Adoption Journey — Day 190
I had this great big long blog post all written up and ready to post. Really. I did. But then I decided to chuck it.
It was a post talking about the fact that our homestudy is finally done and off to the Ministry this week. It was a post full of whining and complaining about the wait, and the frustration, and the unfairness of it all.
It was a bit of a pity party, actually.
I am not really all that bummed, truly I am not. On a daily basis, I am totally cool with all the waiting and delays and paperwork and stuff. The whininess is only here occasionally. It comes in fits and starts. And for the most part, I am realistic in my expectations of the adoption process.

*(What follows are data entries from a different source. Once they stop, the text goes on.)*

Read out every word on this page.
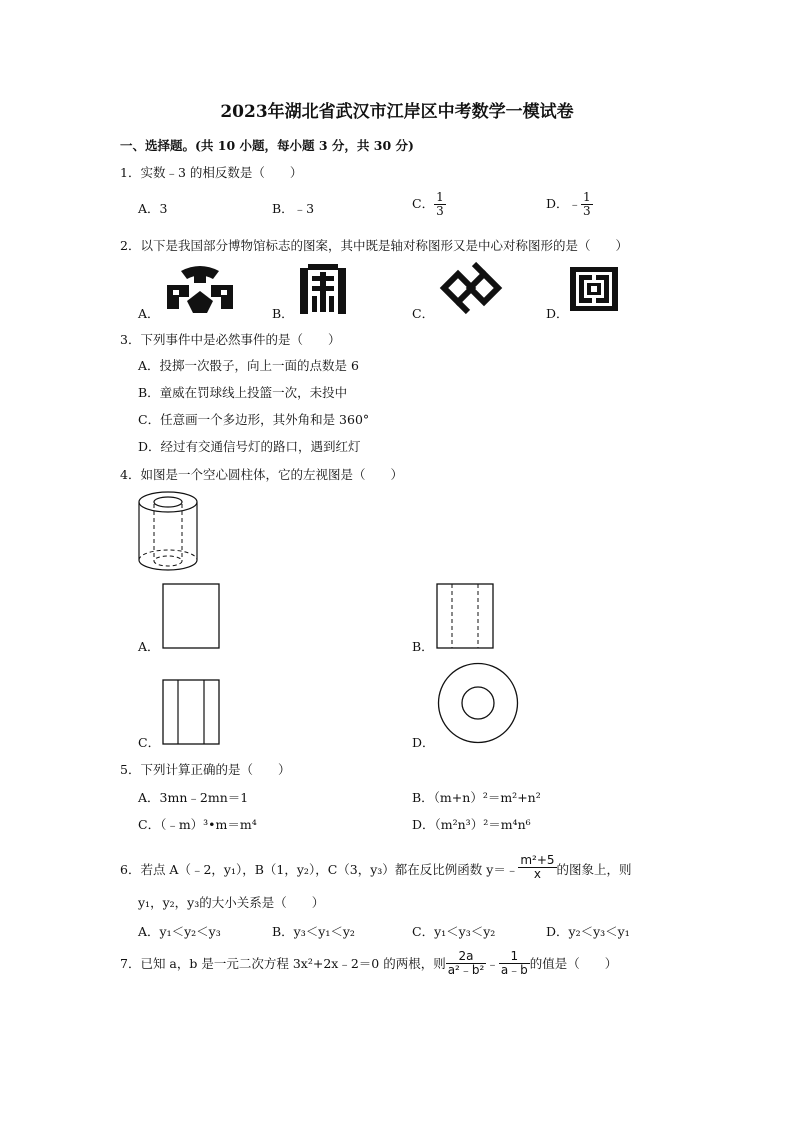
2023年湖北省武汉市江岸区中考数学一模试卷
一、选择题。(共 10 小题，每小题 3 分，共 30 分)
1．实数﹣3 的相反数是（　　）
A．3	B．﹣3	C． $\frac{1}{3}$	D．﹣ $\frac{1}{3}$
2．以下是我国部分博物馆标志的图案，其中既是轴对称图形又是中心对称图形的是（　　）
A．	B．	C．	D．
3．下列事件中是必然事件的是（　　）
A．投掷一次骰子，向上一面的点数是 6
B．童威在罚球线上投篮一次，未投中
C．任意画一个多边形，其外角和是 360°
D．经过有交通信号灯的路口，遇到红灯
4．如图是一个空心圆柱体，它的左视图是（　　）
A．	B．
C．	D．
5．下列计算正确的是（　　）
A．3mn﹣2mn＝1	B．（m+n）²＝m²+n²
C．（﹣m）³•m＝m⁴	D．（m²n³）²＝m⁴n⁶
6．若点 A（﹣2，y₁），B（1，y₂），C（3，y₃）都在反比例函数 y＝﹣ $\frac{\text{m²+5}}{x}$ 的图象上，则
y₁，y₂，y₃的大小关系是（　　）
A．y₁＜y₂＜y₃	B．y₃＜y₁＜y₂	C．y₁＜y₃＜y₂	D．y₂＜y₃＜y₁
7．已知 a，b 是一元二次方程 3x²+2x﹣2＝0 的两根，则 $\frac{2a}{\text{a²﹣b²}}$ ﹣ $\frac{1}{a﹣b}$ 的值是（　　）
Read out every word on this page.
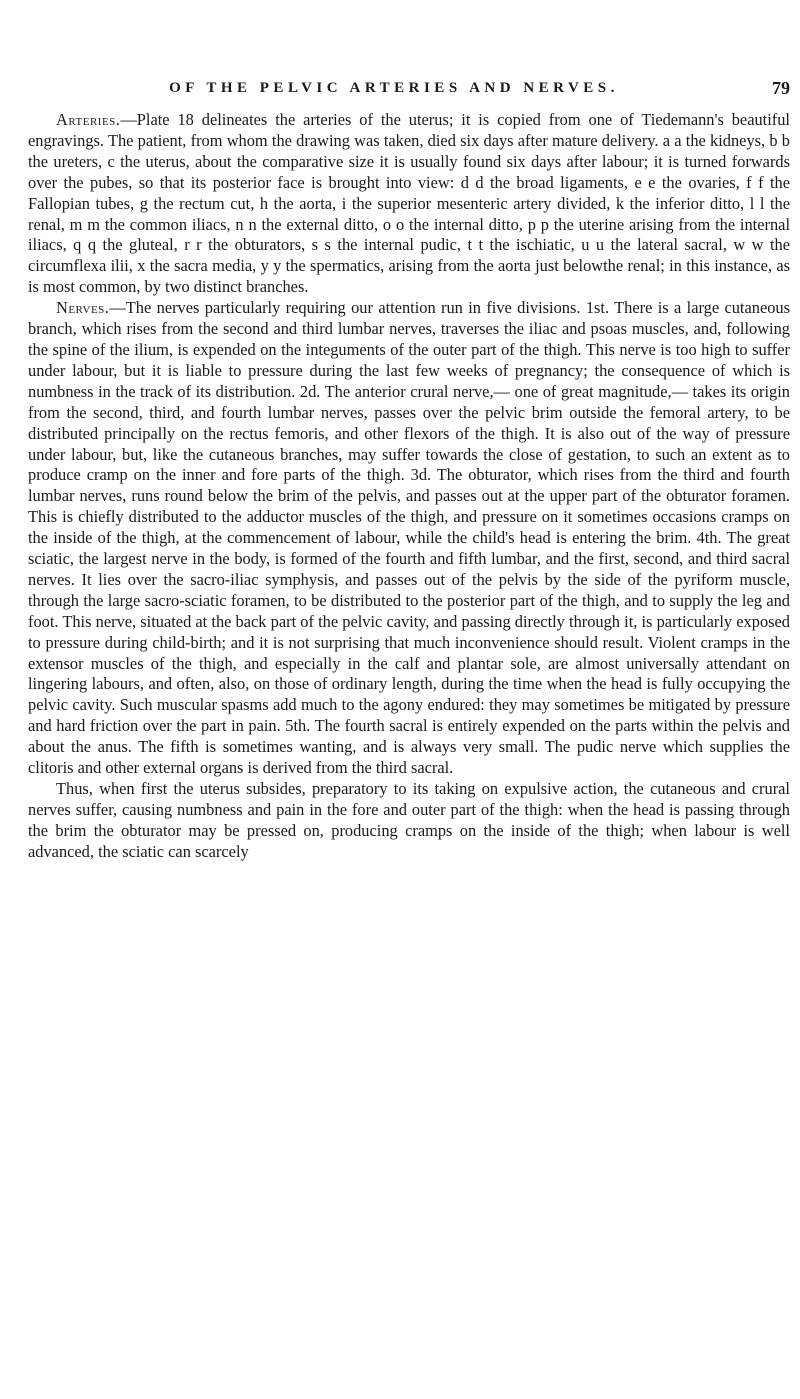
OF THE PELVIC ARTERIES AND NERVES.	79

Arteries.—Plate 18 delineates the arteries of the uterus; it is copied from one of Tiedemann's beautiful engravings. The patient, from whom the drawing was taken, died six days after mature delivery. a a the kidneys, b b the ureters, c the uterus, about the comparative size it is usually found six days after labour; it is turned forwards over the pubes, so that its posterior face is brought into view: d d the broad ligaments, e e the ovaries, f f the Fallopian tubes, g the rectum cut, h the aorta, i the superior mesenteric artery divided, k the inferior ditto, l l the renal, m m the common iliacs, n n the external ditto, o o the internal ditto, p p the uterine arising from the internal iliacs, q q the gluteal, r r the obturators, s s the internal pudic, t t the ischiatic, u u the lateral sacral, w w the circumflexa ilii, x the sacra media, y y the spermatics, arising from the aorta just belowthe renal; in this instance, as is most common, by two distinct branches.

Nerves.—The nerves particularly requiring our attention run in five divisions. 1st. There is a large cutaneous branch, which rises from the second and third lumbar nerves, traverses the iliac and psoas muscles, and, following the spine of the ilium, is expended on the integuments of the outer part of the thigh. This nerve is too high to suffer under labour, but it is liable to pressure during the last few weeks of pregnancy; the consequence of which is numbness in the track of its distribution. 2d. The anterior crural nerve,— one of great magnitude,— takes its origin from the second, third, and fourth lumbar nerves, passes over the pelvic brim outside the femoral artery, to be distributed principally on the rectus femoris, and other flexors of the thigh. It is also out of the way of pressure under labour, but, like the cutaneous branches, may suffer towards the close of gestation, to such an extent as to produce cramp on the inner and fore parts of the thigh. 3d. The obturator, which rises from the third and fourth lumbar nerves, runs round below the brim of the pelvis, and passes out at the upper part of the obturator foramen. This is chiefly distributed to the adductor muscles of the thigh, and pressure on it sometimes occasions cramps on the inside of the thigh, at the commencement of labour, while the child's head is entering the brim. 4th. The great sciatic, the largest nerve in the body, is formed of the fourth and fifth lumbar, and the first, second, and third sacral nerves. It lies over the sacro-iliac symphysis, and passes out of the pelvis by the side of the pyriform muscle, through the large sacro-sciatic foramen, to be distributed to the posterior part of the thigh, and to supply the leg and foot. This nerve, situated at the back part of the pelvic cavity, and passing directly through it, is particularly exposed to pressure during child-birth; and it is not surprising that much inconvenience should result. Violent cramps in the extensor muscles of the thigh, and especially in the calf and plantar sole, are almost universally attendant on lingering labours, and often, also, on those of ordinary length, during the time when the head is fully occupying the pelvic cavity. Such muscular spasms add much to the agony endured: they may sometimes be mitigated by pressure and hard friction over the part in pain. 5th. The fourth sacral is entirely expended on the parts within the pelvis and about the anus. The fifth is sometimes wanting, and is always very small. The pudic nerve which supplies the clitoris and other external organs is derived from the third sacral.

Thus, when first the uterus subsides, preparatory to its taking on expulsive action, the cutaneous and crural nerves suffer, causing numbness and pain in the fore and outer part of the thigh: when the head is passing through the brim the obturator may be pressed on, producing cramps on the inside of the thigh; when labour is well advanced, the sciatic can scarcely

It’s the “all-this-on-top-of-the-unfairness-of-infertility” that usually gets me going, though. “Oh, woe is MEEEEE! Oh, WOE! Oh I am as DOOMED as DOOMED can BEEEEE!” I get all whiny and weepy and self-pitying.
I suppose that means I still have some work to do in the “grieving our infertility” department. Beh, that’s normal.
So, yeah… this post replaces the whinefest that was Post #297. And, it really IS nice that our homestudy is off to the Ministry — you just don’t need to wade through all the other blah-blah-blah-pity-party stuff. Seriously. Who does?
Anytime we make progress in the paperwork, it’s a good day.